Il regardait sa vie ce matin.
Là, entre deux pans de falaise,
il voyait l’érosion du sol, les plis
poreux des dolomies qui lui rappelaient le déclin de son œuvre, une lente
altération après des années d’ascension, de gloire et de culmination.
Un éboulis déposait à ses pieds
un tapis, un tas de regrets sur fond de tristesse, de colère, d’espoir à jamais
déflagré.
C’était l’effondrement des
belles années, d’une vie bâtie pierre par pierre qui laissait voir aujourd’hui
les fissures, les brèches des murs échancrés entaillés d’encoches de flèches,
les cicatrices du temps, des murs sur
glacis striés de plaies et de fractures. Depuis des siècles, l’histoire
révèle qu’aucune crête, aucun sommet, aucun
promontoire ne résiste au temps,
aux fêlures ni à l’usure
Ici, il avait la preuve que la
roche pouvait garder à tout jamais les
stigmates de ses blessures.
Imperméable aux émotions,
l’homme dont le cœur était recouvert d’écailles, mettait au jour ses failles,
des crevasses d’arrachement construites au fil des ans, la trace d’éboulements
successifs de tranches de vie que le
temps avait déversé durant des années dans un entonnoir de réception pour
bloquer en secret le flux, l’expression de ses émotions.

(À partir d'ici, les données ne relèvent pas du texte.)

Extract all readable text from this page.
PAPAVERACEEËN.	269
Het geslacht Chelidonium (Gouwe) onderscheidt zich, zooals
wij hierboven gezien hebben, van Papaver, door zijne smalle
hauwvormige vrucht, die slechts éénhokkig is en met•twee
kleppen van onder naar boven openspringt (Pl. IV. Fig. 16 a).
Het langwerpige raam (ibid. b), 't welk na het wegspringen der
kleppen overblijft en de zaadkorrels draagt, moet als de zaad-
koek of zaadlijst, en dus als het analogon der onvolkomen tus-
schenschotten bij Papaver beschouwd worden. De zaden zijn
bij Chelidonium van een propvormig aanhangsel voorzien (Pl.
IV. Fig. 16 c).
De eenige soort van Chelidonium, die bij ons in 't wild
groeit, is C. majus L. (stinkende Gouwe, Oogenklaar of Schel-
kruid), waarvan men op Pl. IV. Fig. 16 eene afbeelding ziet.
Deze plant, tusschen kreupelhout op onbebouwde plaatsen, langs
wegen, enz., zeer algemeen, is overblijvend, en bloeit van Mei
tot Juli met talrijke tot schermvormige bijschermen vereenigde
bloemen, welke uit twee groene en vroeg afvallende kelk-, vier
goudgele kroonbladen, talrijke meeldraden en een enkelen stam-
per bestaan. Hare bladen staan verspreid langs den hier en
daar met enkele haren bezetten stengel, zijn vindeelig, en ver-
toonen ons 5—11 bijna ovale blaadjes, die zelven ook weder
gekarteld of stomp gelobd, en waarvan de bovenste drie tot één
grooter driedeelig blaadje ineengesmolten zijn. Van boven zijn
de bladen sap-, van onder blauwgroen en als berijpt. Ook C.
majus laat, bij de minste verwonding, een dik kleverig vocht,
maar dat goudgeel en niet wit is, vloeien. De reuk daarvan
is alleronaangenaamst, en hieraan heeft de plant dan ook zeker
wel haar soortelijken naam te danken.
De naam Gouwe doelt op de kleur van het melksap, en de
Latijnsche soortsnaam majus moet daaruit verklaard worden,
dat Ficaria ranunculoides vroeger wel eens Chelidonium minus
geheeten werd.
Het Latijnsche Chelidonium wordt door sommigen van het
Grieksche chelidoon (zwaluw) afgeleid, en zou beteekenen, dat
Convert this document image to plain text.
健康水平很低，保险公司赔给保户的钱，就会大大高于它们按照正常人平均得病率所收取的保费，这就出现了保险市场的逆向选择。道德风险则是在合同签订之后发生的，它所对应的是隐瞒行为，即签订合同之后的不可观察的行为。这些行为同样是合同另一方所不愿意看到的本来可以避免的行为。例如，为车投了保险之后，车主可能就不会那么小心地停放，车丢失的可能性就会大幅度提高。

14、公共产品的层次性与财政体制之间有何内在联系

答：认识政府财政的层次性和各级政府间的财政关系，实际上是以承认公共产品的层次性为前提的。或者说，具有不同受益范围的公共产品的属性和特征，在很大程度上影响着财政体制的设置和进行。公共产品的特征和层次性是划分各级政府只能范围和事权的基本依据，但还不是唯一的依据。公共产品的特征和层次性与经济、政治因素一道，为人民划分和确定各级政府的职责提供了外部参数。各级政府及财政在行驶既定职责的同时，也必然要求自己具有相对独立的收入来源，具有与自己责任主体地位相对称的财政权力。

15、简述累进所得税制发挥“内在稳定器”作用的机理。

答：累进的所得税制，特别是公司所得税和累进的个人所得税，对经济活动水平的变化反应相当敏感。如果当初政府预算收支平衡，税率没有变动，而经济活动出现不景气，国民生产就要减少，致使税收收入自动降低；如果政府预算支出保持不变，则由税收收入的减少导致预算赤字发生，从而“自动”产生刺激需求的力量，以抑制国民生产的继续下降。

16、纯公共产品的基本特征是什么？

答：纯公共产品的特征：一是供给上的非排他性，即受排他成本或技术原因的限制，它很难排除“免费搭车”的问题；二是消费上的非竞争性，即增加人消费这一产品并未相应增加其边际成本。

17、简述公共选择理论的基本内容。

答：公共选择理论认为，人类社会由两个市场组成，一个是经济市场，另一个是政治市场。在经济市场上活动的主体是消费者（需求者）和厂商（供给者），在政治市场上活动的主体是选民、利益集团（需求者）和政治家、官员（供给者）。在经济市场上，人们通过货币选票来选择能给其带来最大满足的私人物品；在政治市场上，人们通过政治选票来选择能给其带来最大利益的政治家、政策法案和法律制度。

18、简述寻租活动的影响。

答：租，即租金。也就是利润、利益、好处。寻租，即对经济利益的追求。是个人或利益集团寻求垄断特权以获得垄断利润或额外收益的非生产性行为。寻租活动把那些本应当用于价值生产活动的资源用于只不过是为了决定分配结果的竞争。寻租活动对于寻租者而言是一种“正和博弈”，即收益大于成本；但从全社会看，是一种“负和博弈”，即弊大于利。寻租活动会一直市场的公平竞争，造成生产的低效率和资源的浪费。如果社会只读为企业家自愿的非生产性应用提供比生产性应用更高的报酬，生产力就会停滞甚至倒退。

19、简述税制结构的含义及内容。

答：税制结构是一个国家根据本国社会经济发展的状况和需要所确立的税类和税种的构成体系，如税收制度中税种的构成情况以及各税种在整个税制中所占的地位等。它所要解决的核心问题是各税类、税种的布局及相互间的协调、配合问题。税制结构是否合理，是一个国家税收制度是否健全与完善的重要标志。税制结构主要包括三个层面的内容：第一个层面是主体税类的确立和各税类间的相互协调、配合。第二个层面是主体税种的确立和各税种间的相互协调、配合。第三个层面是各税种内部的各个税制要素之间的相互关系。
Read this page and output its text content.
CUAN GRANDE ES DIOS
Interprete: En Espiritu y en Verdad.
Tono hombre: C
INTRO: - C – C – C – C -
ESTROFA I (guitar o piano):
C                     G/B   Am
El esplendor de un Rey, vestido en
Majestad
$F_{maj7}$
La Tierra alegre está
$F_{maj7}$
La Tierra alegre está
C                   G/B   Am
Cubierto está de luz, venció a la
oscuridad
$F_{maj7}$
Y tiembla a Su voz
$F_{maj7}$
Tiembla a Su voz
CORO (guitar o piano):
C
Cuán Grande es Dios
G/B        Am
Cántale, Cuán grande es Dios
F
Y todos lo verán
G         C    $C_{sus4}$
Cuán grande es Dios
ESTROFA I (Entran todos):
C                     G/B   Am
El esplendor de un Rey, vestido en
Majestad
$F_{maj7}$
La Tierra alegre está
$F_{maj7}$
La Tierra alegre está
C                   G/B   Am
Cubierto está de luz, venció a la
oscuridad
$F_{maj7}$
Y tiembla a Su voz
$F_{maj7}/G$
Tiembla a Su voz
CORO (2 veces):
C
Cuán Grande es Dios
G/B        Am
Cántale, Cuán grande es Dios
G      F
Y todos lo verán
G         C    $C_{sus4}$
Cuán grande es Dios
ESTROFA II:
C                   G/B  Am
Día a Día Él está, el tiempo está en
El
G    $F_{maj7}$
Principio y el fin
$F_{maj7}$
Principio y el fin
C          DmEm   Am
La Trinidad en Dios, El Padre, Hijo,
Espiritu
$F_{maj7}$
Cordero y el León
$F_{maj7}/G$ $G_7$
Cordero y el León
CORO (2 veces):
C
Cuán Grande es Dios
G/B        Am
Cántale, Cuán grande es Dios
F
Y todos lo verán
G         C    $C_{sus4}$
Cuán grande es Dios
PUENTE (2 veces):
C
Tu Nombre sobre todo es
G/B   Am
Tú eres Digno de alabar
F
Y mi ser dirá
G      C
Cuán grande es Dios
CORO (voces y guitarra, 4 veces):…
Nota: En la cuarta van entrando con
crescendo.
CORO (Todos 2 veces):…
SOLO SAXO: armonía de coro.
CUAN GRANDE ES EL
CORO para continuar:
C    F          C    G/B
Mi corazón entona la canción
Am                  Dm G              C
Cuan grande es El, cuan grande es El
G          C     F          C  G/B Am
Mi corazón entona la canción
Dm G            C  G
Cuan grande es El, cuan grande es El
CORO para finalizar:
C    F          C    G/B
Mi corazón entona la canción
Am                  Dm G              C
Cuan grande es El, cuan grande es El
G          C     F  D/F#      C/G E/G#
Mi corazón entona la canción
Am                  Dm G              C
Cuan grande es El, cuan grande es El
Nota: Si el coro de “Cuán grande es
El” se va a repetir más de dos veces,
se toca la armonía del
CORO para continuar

C’est ainsi que la vie fige parfois et pour longtemps le cœur de
certains hommes.
Oui, sa vie ressemblait à cette
falaise, une vallée morte où se renvoie
sans fin l’onde, la voix de Narcisse et
celle d’Echo qui rappelle l’orgueil d’un
homme, sa triste fin et son chaos !
En partant, il fit la promesse de serrer très fort sa petite fille dans ses bras.
(Texte de Régine Concato-Dougnol- tableau LAL- rencontre novembre 2022 les Sables d’Olonne)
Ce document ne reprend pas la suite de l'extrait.